I sometimes think that Illa Bedi is having a laugh at all of us for failing to get the joke.

You know the image of Indian soaps, where there is an all sacrificing, good girl who continues to put up will all kinds of bad deeds against her, is never granted happiness, is always made to sacrifice, is always to dumb to get the games being played against her etc.

Her family is a mixture with some so-called "good characters" or bad. But they share a common trait. They always expect the girl to be an ideal sati-savitri, never a frown, never scarred by all that is demanded of her, never a rebel. Just a saint. And the "good" family characters while supportive of her, never really acknowledge her pain and take risks at heavy cost to their own selves, to alleviate it. They are equal passive participants to all that befalls the heroine.

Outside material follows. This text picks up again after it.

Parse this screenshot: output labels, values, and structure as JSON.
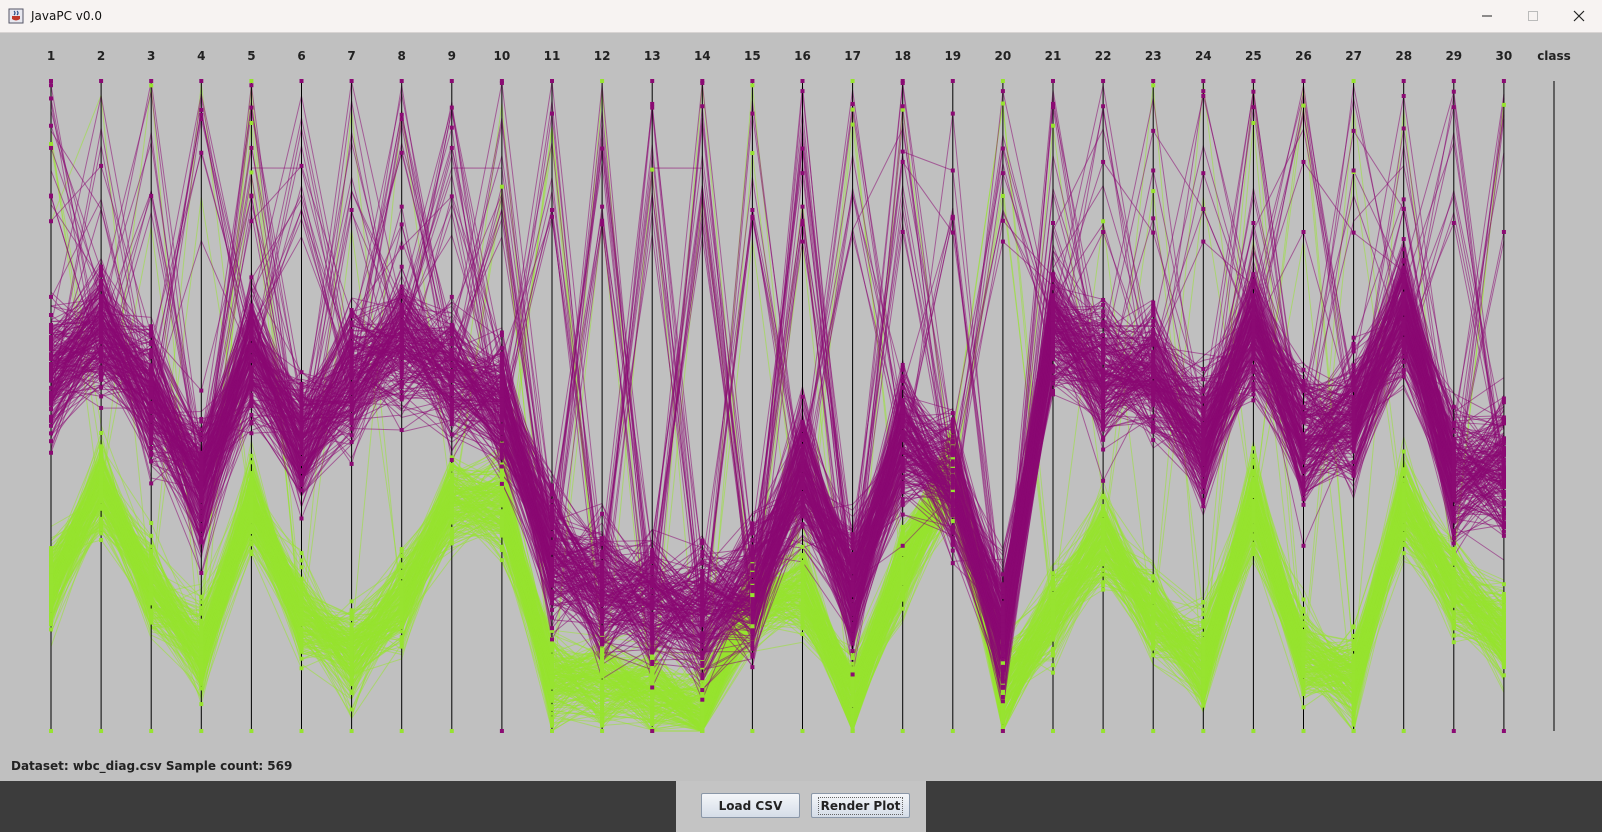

Illa Bedi has removed the veils of this hypocrisy when she created the Sharmas family. No more sugar coating, veiling the truth in guise of lazy, parental love. We have Sharmas who are unabashedly selfish to the core. No hiding behind majbooris, societal mores, izzat etc. It is in your face expectation of Indira to do anything and everything to make them lead a cushy, protected life.

I am glad she did that. There is so much unacknowledged hypocrisy in our serials that gets filtered into our own lives. My dad left India when he was a young man. So he never saw a movie, let alone TV soaps. When he retired, he got some Indian channels and started watching soaps. I was astonished at some of the stuff that started coming out of his mouth when I visited him a year later. And he knows how much of an ardent feminist I am. I thought he was one too.

So him saying "Beti ho to aisi" to some sati-savitri type character who sacrificed all for her family, was jaw dropping to say the least. I was astonished to see the regressive impact that the serials had on him. He could not see the selfish behavior of the parents behind the cloak of "family izzat", "family values".


I am glad that Ills Bedi created these "in-your-face" characters.